Seated across a table at Sardi's, the two men are a study in contrasts. Sir Patrick Stewart leans back against the banquette, his chin poised upward like the prow of a ship, a posture familiar to anyone who watched Captain Picard invoke "Star Trek: The Next Generation's" version of Siri by intoning, "Computer!" With his smooth scalp gleaming like marble, Stewart's open face beams with the contentment of a Buddhist monk.
His luncheon companion, Sir Ian McKellen, hunches over the table like a question mark, a thicket of hair making a wayward passage over the topographical map of his face. His voice murmurs so low it could conceivably be emanating from Tolkien's Middle Earth, motivating this reporter to nudge the recorder ever closer for fear McKellen won't be heard.
What these two distinguished actors have in common is a dry, ready wit, a century's worth of acting experience and a true offstage bromance — plus starring with some nobody named Hugh Jackman in a series of obscure art-house films about misfit mutants.
Now add to that list two plays performed in repertory on Broadway: Samuel Beckett's classic "tragicomedy" Waiting for Godot and Harold Pinter's riveting No Man's Land. On the surface, the plays seem as different as the two knights. Godot is an absurdist tale of vagrants waiting on an open road for an unknown figure to appear. No Man's Land is set in the upscale London home of a successful poet (Stewart) who is unsettled by the arrival of a failed one (McKellen). But both plays share a richness of language and complexity of character that provide the kind of bravura acting challenges savored by actors and audiences alike.
The plays also provide the rare opportunity for two male actors to share the stage equally. "If there are two leading parts," McKellen explained, "they're likely to be of two genders. You get to work with all the actresses but you don't get to work with all the actors."
So while the two English knights have faced off as onscreen nemeses, over 30 years separated their stage appearances, first in 1977 (when McKellen was a leading man and Stewart a supporting player at the Royal Shakespeare Company) and then a hit run of Godot in London's West End in 2009. For that onstage reunion, they briefly considered switching roles nightly, a notion Stewart described as "a charming idea."
"It was a stupid idea," muttered McKellen.
Stewart continued, not missing a beat. "It was a stupid, charming idea."
McKellen left the decision up to director Sean Mathias, with whom he has a long association. "It's rather shaming," he admitted, "but when I read the play, I couldn't tell the characters apart."

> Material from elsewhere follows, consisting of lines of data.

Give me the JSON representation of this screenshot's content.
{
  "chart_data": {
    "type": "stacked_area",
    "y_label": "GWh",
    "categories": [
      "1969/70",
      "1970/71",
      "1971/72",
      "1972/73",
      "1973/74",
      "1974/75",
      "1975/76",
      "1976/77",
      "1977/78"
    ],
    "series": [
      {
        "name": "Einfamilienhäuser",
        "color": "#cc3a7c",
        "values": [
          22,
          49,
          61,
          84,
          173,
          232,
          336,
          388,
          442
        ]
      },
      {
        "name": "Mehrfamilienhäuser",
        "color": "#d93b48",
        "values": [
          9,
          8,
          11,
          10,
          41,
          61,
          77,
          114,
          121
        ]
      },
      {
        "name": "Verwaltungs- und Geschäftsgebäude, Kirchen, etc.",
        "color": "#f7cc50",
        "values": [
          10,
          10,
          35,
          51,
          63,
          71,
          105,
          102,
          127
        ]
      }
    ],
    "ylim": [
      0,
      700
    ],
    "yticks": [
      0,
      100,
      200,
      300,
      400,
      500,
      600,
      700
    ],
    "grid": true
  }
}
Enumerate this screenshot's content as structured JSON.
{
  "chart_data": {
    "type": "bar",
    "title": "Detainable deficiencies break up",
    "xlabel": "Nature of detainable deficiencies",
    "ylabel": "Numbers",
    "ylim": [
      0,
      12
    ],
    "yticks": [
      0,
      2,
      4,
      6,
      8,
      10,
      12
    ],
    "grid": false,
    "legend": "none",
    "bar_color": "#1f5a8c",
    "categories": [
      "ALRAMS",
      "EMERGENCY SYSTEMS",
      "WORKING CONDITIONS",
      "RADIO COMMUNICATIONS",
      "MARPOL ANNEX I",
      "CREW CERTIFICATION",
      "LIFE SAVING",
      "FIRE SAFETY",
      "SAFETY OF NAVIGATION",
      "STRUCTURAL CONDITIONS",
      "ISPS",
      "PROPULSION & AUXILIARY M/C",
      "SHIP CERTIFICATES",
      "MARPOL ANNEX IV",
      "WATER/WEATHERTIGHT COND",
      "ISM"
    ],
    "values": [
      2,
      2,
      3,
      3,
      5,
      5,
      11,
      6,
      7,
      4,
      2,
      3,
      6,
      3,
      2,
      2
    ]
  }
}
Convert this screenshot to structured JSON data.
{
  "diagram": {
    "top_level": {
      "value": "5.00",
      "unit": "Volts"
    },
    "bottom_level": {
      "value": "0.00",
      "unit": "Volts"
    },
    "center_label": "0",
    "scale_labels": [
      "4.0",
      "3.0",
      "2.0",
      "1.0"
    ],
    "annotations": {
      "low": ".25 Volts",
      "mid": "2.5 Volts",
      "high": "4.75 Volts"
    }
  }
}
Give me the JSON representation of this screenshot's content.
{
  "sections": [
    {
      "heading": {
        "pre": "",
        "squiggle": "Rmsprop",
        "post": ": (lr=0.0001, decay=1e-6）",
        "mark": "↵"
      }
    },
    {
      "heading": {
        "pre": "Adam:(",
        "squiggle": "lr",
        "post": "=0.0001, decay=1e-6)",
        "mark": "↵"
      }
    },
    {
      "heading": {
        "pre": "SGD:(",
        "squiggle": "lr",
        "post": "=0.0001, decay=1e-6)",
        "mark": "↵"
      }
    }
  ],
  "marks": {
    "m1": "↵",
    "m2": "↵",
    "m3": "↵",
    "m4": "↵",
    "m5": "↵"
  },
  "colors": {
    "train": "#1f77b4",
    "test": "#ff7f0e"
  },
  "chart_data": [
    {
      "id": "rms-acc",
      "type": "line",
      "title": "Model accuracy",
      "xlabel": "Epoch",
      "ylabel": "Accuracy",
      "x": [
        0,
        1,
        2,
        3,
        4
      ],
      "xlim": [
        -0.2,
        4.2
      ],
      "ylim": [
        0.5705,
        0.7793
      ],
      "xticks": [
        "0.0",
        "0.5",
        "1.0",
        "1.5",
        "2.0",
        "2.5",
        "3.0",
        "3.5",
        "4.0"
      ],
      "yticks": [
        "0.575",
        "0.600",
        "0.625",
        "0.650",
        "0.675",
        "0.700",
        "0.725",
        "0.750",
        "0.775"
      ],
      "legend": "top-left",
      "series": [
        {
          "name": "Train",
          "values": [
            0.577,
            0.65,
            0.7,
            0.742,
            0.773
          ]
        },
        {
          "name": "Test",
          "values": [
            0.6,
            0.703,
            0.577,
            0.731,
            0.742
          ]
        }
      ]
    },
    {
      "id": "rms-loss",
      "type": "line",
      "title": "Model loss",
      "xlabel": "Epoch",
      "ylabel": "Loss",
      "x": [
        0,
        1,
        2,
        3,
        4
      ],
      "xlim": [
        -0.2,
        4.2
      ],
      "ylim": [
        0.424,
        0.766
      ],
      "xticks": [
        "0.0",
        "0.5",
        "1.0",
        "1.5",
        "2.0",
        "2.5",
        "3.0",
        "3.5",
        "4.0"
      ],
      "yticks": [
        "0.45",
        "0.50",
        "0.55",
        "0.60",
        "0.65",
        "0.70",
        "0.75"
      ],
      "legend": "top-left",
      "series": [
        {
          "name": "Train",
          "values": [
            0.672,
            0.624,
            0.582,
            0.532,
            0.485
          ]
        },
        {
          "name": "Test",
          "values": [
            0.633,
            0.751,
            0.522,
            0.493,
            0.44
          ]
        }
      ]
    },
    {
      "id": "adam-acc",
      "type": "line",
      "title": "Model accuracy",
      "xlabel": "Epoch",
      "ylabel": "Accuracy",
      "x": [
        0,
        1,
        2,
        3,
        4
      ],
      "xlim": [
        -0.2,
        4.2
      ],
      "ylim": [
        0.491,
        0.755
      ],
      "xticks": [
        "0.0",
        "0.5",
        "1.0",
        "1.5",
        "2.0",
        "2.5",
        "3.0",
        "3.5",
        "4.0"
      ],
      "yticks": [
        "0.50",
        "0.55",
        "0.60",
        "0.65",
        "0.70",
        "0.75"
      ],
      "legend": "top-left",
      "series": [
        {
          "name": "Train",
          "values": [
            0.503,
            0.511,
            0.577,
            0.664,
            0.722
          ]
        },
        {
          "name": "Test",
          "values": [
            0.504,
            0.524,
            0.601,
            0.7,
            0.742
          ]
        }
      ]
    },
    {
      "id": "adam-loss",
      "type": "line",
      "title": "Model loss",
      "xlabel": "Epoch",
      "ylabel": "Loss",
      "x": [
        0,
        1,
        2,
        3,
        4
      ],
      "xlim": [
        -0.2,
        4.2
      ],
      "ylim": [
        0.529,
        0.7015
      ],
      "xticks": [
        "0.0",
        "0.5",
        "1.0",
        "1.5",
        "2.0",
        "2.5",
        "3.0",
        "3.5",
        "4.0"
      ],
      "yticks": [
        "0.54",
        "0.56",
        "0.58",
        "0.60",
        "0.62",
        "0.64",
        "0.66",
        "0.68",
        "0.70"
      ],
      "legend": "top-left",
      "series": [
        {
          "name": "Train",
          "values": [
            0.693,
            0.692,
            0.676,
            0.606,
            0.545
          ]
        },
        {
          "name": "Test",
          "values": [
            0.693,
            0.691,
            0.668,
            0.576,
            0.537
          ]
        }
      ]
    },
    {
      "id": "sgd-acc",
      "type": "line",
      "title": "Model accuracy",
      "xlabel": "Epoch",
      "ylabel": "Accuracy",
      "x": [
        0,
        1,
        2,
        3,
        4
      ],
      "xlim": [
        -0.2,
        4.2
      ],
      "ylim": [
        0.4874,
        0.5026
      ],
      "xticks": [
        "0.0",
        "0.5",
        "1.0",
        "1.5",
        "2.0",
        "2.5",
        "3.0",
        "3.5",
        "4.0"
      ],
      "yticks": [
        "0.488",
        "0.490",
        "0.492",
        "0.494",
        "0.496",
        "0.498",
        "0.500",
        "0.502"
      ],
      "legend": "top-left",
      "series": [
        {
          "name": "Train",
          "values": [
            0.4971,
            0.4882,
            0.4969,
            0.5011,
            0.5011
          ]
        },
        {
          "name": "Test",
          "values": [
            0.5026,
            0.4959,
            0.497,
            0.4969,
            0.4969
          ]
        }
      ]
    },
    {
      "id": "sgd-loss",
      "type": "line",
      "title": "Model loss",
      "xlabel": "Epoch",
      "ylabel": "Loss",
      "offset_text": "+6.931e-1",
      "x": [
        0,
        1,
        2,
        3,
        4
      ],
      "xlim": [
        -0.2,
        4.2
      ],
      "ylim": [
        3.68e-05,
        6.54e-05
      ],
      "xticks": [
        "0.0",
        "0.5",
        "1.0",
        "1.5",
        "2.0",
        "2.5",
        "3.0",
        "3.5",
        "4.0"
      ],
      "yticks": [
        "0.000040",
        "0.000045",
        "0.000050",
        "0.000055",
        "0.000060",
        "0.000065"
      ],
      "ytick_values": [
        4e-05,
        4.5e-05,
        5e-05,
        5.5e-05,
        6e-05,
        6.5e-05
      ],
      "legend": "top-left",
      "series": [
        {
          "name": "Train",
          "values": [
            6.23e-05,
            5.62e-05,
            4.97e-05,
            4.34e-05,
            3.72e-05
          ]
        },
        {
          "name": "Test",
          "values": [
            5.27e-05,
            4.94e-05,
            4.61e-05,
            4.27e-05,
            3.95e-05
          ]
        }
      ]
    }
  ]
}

"Vladimir thinks about life a lot," Stewart explained, referring to the role he plays. "Estragon experiences life." He turned to his co-star. "That's rather good, don't you think?"
"In other words," McKellen replied, "Vladimir's the pretentious one, and Estragon's the down-to-earth one."
Stewart raised his coffee cup, saying, "I'll drink to that."
It was during the 22-week run, while sharing a dressing room that Stewart began the "struggle" to convince McKellen to take on No Man's Land, a play Stewart had longed to do since seeing the original production in 1975. "I had always imagined I would play the flashy role, the one played by John Gielgud," he said, but he came to the sad realization that the part was better suited to McKellen.
"I hope you might mention this come the Tony Awards," Stewart teased, "I have my friend Patrick Stewart to thank, I share this with him... something like that. Well, we'll work on your speech."
The rapid comic banter also reflects what's occurring onstage. McKellen described both plays "as desperately funny," with "moments of high hilarity, ridiculous farce," referencing influences ranging from the Marx Brothers to Monty Python. And Stewart cited the "percussive attitude" of stand-up comics like Chris Rock and Louis CK as having a "distinct impact" on his approach.
Indeed, McKellen said he feels that years of critics twisting themselves into knots to understand the plays' meaning have gotten in the way of the audience's enjoyment. "You don't ask what's the meaning of a Monty Python sketch. It is what is. Just enjoy it. And experience it... Pinter said of Beckett, 'I love him because he not trying to sell me the answers.' And Pinter isn't trying to sell you the answers, either."
"People will see their lives onstage in both plays," Stewart continued. "For where I am in my life now — being 73 and having just got married — they are about how you keep going and what it costs and what it takes to get through a day and into the next day."
The officiant of Stewart's recent wedding to Brooklyn-based singer-songwriter Sunny Ozell was none other than 74-year-old McKellen, who added Universal Life minister to a resume that includes kings, killers and Captain Hook.
"When we look into one another's eyes at the end of the play," Stewart said, "I feel optimistic and positive that we made it one more time." He smiled at McKellen. "And it's great to be doing that with a friend."